Legal Considerations and Best Practices
While consignment agreements offer flexibility, they come with legal nuances. Always tailor them to your jurisdiction, as laws vary.
Key Legal Considerations
- Ownership and Title: Under US law, the consignor retains title, but file a UCC-1 financing statement if goods exceed $1,000 to protect against consignee bankruptcy.
- Tax Implications: Consignors report income when goods sell; consignees deduct commissions as expenses. Consult a tax advisor.
- Consumer Protection: Ensure compliance with laws like the FTC’s rules on truthful advertising.
- International Deals: For cross-border consignments, address customs, tariffs, and international trade laws.

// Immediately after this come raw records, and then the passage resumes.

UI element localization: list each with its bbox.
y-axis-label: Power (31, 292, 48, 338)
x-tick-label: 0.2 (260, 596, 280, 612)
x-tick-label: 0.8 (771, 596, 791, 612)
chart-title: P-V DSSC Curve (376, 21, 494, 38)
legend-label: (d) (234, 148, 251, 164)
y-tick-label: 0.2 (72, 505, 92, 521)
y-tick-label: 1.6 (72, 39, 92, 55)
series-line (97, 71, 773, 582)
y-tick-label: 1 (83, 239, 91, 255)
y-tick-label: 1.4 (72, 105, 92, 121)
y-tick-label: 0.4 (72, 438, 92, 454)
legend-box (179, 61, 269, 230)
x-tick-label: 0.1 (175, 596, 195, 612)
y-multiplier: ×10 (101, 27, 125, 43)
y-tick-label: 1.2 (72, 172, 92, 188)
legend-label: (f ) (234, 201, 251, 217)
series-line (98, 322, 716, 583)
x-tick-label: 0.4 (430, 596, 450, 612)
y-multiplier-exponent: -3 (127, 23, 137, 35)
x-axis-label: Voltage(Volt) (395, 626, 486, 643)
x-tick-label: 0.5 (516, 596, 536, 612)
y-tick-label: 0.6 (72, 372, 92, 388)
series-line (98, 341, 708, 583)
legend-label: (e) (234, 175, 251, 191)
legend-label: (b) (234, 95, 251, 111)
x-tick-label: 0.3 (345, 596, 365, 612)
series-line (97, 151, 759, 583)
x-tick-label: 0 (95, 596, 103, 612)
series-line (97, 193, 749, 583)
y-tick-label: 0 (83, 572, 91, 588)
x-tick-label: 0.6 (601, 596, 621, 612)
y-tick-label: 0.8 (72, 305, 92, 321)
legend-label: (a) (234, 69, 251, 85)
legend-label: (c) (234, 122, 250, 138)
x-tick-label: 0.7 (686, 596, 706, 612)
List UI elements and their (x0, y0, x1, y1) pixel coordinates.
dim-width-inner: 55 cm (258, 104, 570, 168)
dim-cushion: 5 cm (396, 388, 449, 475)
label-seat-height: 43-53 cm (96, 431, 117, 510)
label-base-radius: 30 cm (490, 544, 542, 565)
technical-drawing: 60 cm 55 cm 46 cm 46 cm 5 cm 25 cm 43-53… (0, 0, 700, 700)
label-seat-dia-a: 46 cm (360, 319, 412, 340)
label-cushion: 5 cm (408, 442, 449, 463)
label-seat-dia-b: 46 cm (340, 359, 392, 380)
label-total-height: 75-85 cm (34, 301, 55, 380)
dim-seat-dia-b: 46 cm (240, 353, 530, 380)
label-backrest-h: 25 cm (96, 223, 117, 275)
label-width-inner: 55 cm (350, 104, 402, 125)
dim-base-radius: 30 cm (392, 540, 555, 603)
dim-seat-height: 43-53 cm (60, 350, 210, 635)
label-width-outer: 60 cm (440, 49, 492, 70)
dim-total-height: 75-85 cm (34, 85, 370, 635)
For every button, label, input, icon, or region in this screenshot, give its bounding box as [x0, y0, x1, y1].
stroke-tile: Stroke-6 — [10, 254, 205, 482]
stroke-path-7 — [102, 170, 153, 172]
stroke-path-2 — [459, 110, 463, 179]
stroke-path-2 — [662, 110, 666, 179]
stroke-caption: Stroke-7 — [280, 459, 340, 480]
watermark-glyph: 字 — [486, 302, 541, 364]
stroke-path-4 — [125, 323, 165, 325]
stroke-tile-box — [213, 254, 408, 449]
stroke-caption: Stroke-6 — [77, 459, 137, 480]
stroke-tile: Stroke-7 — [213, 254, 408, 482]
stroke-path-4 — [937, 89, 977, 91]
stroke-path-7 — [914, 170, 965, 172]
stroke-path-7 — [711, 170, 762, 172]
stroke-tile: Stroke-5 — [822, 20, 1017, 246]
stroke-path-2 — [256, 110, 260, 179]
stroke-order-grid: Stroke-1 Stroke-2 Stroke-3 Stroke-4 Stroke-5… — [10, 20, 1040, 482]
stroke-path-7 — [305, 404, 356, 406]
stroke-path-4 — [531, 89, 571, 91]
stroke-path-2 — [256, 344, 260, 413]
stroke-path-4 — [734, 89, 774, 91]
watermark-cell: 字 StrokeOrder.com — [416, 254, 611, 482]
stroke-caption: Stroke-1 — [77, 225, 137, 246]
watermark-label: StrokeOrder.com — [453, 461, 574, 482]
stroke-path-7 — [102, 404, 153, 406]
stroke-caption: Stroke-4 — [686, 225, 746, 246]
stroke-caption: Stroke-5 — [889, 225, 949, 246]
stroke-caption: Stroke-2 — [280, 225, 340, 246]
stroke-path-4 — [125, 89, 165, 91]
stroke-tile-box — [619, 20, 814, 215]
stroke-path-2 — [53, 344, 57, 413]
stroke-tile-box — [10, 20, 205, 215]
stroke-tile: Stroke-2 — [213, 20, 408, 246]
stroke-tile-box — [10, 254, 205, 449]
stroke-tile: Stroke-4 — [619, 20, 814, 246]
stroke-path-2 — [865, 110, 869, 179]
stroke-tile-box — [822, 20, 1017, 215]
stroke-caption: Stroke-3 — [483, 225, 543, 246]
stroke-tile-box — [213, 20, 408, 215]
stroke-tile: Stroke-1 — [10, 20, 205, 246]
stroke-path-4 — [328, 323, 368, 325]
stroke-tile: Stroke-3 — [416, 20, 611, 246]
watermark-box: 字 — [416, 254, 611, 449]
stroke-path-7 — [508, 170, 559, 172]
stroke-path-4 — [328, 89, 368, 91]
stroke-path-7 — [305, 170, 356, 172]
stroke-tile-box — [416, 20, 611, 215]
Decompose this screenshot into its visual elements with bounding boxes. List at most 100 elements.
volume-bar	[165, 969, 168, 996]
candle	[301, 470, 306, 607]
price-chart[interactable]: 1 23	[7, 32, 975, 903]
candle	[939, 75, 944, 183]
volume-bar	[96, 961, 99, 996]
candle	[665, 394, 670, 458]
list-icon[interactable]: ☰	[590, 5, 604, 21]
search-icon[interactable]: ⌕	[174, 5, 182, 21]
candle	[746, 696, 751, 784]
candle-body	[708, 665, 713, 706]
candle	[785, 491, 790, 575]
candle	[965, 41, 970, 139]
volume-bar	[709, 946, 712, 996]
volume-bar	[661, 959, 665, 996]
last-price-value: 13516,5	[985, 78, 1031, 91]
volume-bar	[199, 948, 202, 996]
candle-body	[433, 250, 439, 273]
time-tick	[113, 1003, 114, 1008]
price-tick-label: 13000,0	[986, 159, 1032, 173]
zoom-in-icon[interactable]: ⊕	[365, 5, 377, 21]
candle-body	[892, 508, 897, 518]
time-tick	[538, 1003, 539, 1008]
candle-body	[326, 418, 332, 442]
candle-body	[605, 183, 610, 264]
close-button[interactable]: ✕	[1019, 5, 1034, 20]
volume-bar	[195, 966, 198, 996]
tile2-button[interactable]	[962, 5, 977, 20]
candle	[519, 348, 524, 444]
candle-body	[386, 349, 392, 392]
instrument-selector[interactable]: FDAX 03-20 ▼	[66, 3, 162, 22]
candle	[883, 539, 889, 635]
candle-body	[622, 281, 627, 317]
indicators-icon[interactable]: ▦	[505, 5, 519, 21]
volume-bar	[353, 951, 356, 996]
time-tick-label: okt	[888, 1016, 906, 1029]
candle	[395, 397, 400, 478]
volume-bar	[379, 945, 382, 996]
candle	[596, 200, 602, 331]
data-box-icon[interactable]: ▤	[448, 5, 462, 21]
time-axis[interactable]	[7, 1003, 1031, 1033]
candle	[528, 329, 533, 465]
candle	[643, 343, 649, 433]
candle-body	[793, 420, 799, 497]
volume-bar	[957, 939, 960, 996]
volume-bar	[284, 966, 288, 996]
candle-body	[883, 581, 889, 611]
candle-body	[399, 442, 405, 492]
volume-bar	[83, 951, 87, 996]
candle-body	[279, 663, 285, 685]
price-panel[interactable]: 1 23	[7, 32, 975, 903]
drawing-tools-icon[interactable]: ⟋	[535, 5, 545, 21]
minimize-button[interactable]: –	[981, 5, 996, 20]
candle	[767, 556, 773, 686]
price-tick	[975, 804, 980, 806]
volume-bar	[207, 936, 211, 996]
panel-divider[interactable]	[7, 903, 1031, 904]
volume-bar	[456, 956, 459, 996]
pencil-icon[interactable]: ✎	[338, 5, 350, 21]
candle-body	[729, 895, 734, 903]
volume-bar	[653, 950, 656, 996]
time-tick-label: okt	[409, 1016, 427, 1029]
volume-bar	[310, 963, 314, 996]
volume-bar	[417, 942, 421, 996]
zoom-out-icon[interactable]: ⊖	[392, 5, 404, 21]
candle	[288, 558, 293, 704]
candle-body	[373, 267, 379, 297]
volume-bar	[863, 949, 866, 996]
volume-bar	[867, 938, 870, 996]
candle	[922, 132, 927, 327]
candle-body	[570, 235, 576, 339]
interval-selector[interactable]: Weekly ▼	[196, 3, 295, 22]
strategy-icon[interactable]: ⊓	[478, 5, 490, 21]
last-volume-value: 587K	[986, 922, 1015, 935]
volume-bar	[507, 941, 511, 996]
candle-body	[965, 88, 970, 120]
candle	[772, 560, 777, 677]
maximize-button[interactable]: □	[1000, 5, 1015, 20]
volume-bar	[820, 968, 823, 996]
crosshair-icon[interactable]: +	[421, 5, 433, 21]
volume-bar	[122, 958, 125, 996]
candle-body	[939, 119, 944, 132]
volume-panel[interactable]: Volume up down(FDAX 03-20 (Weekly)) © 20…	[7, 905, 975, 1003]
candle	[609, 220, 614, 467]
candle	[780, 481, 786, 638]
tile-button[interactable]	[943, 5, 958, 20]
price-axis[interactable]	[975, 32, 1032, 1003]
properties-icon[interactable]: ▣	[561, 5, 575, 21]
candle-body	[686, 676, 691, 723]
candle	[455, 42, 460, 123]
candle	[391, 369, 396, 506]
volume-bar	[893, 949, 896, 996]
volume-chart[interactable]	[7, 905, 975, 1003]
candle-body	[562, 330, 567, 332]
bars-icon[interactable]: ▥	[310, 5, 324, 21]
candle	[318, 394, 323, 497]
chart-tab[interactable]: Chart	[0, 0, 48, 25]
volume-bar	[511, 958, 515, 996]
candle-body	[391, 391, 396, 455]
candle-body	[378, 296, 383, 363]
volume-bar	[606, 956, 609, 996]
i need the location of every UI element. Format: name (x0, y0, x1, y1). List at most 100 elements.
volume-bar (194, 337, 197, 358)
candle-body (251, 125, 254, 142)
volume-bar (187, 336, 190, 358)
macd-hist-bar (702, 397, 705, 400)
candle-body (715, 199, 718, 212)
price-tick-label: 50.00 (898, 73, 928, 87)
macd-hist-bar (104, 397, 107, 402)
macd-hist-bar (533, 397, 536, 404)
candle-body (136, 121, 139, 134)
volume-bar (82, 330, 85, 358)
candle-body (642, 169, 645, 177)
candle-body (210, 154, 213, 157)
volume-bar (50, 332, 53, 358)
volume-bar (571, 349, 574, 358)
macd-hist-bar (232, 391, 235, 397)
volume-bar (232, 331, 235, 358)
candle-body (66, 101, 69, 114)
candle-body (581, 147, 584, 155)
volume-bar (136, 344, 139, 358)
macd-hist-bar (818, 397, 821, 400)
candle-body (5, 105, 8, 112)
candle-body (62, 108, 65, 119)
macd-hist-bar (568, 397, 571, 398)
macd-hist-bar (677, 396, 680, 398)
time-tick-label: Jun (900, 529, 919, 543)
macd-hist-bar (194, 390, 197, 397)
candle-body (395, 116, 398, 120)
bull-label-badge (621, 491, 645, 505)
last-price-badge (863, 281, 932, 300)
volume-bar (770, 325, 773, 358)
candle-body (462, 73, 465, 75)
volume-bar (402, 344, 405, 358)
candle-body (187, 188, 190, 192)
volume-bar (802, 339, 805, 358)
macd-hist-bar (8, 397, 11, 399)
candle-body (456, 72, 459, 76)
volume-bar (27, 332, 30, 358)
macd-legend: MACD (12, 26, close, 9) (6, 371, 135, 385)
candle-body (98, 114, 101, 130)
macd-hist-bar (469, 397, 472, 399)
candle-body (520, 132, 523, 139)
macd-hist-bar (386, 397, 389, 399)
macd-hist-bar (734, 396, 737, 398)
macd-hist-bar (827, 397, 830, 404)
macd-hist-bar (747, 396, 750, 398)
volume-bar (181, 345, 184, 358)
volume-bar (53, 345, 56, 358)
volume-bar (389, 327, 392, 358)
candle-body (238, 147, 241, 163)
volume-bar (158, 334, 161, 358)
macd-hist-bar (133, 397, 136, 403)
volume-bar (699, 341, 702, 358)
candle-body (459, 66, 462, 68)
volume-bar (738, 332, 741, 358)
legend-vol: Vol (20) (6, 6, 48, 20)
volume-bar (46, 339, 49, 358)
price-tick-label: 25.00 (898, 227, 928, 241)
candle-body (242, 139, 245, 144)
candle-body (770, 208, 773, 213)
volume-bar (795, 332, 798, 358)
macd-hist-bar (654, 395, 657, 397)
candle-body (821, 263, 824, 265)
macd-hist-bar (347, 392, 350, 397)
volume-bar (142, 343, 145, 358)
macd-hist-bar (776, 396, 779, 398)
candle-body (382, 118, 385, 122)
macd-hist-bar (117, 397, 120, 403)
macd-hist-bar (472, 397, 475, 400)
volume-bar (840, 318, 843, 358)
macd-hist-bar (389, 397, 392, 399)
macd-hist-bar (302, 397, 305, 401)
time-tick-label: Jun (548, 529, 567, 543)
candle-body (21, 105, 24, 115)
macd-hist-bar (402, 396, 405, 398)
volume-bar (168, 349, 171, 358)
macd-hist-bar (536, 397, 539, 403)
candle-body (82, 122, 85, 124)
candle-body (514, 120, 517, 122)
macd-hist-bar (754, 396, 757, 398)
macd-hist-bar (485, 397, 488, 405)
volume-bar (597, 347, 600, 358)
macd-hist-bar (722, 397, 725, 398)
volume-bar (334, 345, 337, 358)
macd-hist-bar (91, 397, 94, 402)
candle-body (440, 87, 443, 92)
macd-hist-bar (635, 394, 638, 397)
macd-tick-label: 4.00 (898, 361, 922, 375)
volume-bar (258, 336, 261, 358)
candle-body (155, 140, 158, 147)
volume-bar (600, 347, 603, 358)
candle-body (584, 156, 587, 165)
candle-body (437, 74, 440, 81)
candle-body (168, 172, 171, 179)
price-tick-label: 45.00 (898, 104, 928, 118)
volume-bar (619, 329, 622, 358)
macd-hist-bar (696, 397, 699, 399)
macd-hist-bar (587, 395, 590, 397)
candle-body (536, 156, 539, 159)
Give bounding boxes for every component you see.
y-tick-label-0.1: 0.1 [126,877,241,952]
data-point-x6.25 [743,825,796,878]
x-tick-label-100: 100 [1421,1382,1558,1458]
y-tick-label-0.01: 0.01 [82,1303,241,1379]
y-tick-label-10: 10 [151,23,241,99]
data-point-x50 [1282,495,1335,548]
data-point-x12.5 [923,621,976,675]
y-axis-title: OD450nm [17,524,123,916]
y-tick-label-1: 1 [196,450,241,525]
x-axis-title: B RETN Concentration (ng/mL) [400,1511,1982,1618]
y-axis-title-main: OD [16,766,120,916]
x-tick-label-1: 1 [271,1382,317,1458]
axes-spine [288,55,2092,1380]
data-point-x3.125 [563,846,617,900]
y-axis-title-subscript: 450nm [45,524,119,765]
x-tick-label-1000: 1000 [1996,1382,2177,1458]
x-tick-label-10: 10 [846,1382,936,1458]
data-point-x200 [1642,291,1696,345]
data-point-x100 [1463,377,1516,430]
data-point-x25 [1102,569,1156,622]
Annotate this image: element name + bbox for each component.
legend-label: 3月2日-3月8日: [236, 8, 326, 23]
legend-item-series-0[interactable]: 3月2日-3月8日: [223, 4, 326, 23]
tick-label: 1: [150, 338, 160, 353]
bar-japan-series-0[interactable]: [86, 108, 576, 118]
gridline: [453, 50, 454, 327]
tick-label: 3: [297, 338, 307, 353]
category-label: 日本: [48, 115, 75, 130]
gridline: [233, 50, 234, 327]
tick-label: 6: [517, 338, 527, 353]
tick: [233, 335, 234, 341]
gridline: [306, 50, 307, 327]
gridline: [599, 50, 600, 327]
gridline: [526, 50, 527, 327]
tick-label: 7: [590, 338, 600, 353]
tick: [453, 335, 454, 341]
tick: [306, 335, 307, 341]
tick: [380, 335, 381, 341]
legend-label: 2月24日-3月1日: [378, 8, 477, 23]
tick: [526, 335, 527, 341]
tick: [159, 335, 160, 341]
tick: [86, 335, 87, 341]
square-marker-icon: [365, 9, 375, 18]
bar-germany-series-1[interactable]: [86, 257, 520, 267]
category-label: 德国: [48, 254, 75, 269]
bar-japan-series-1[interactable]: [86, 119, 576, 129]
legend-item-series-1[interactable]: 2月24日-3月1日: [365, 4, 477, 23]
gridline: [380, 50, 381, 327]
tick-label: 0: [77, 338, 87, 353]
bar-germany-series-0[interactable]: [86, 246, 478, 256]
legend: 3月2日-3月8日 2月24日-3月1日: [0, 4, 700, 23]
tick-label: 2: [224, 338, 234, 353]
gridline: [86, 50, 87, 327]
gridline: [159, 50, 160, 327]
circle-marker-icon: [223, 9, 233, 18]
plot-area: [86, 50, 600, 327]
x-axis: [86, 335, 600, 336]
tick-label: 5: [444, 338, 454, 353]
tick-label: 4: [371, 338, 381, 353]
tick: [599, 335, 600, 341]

- Dispute Risks: Common issues include unsold goods, damage claims, or delayed payments—include arbitration clauses to avoid court.
Best Practices
- Build Trust: Start with small consignments to test the relationship.
- Use Technology: Track inventory with apps like QuickBooks or consignment-specific software (e.g., ConsignCloud).
- Regular Audits: Schedule periodic checks to verify stock and sales.
- Seek Professional Advice: For valuables over $5,000, involve an attorney to review.
- Update as Needed: Amend the agreement for changes in terms or laws.
- Avoid Common Pitfalls: Don’t overlook insurance; specify exact commission splits (e.g., 60/40); clarify who handles returns from customers.